Il y a une jeune femme derrière le comptoir et en salle, très sympathique, souriante. En allant aux toilettes j’aperçois le patron cuistot dont j’ai pas mal lu sur internet, en bien comme en mal. En tout cas il a l’air d’incarner son lieu, d’être sérieux aux fourneaux, mais on n’a pas envie de le bousculer dans ses habitudes 🙂
Jeton un oeil à ce menu Entrée/Plat/Dessert à 17 ou E/P ou P/D à 14 euros. 17 euros c’est cadeau! Allez ni mon pote ni moi, ni d’ailleurs la serveuse, n’avons encore goûté un brie chaud. Ca me parle tout de suite ce genre d’assiettes car on voit que le brie n’est pas le parent pauvre d’une entrée qui utiliserait un fromage chaud pour dissimuler son manque de générosité. Non, ici, le brie est posé tel quel, cash, sur une baguette ouverte, grillée, ça ne triche pas, c’est clair, pareil pour la tomate coupées en tranches inégales et servie copieusement : une bonne entrée en matière que ce brie.
Nous avions demandé saignant pour le rumsteak mais j’ai été tellement déçu par des cuissons de viande ratées, notamment pour le saignant, que je ne m’attendais pas à grand chose.
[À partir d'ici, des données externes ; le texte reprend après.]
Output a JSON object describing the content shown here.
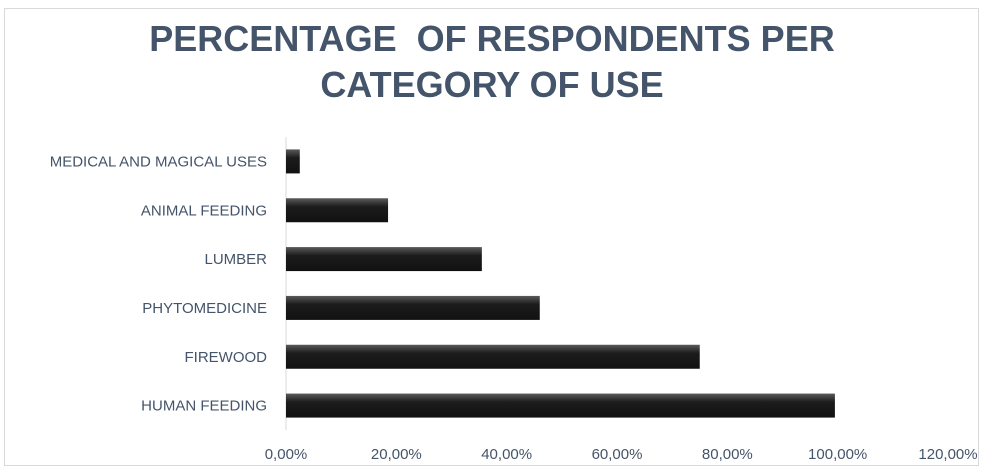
{
  "chart_data": {
    "type": "bar",
    "orientation": "horizontal",
    "title_lines": [
      "PERCENTAGE  OF RESPONDENTS PER",
      "CATEGORY OF USE"
    ],
    "categories": [
      "MEDICAL AND MAGICAL USES",
      "ANIMAL FEEDING",
      "LUMBER",
      "PHYTOMEDICINE",
      "FIREWOOD",
      "HUMAN FEEDING"
    ],
    "values": [
      2.5,
      18.5,
      35.5,
      46.0,
      75.0,
      99.5
    ],
    "xlim": [
      0,
      120
    ],
    "x_ticks": [
      "0,00%",
      "20,00%",
      "40,00%",
      "60,00%",
      "80,00%",
      "100,00%",
      "120,00%"
    ],
    "grid": false,
    "legend": "none",
    "bar_color": "#1f1f1f"
  }
}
Quel étonnement en plongeant mon couteau, la viande est saignante au dedans alors qu’elle est croustillante au dehors. Les frites maison sont bien bonnes ma foi, pas grasses, régulières dans la coupe.
On accompagne ça d’un vin rouge en cubit, 50 cl, très correct.
On achève ça avec une coupe de fraises avec au choix sucre, chantilly, ou glace vanille. Va pour la chantilly. Autant notre entrée et notre plat sont arrivées en rythme, autant le dessert se fera attendre sans qu’on sache trop pourquoi. La serveuse et le patron étaient tous les deux derrière le comptoir mais on n’a pas su ce qui se passait. Comme je le disais précédemment, on vient ici profiter d’un lieu resté dans son jus et ayant préservé son âme donc on ne bouscule pas pareil endroit lors d’une première visite, on profite et on prend son temps. Et voilà notre fraise qui arrive. Elle est parfaite, j’aime la présentation, c’est gourmand et décalé mais pas chichiteux régressif (je déteste le dessert dans le verre avec le bonbon haribo).
On s’en est tiré pour 25 euros par tête en ayant très bien mangé dans un lieu magnifique. Je garderai l’adresse en tête lors de mes prochaines visites dans le quartier car il est vrai que je n’en ai pas 10000 dans le genre dans un large périmètre à la ronde. Par expérience, ce genre de lieux, bistrots méconnus :
– soit ils sont surcôtés par une clientèle qui s’en est amourachée, parce que “c’est tellement cool d’aller dans un lieu comme ça dans un quartier chic”, mais qui n’a pas par ailleurs une large culture bistrotière, du coup les commentaires vous vendent de l’authentique, au détriment d’une prestation de qualité (cuisine et service).
– soit ce sont de vrais îlots qui ont su préserver une clientèle d’habitués sans pour autant se fermer aux nouveaux arrivants. Celui-là est clairement dans la seconde et 17 euros pour un menu complet, dans une ville où un plat du jour vaut facilement 17, c’est donné.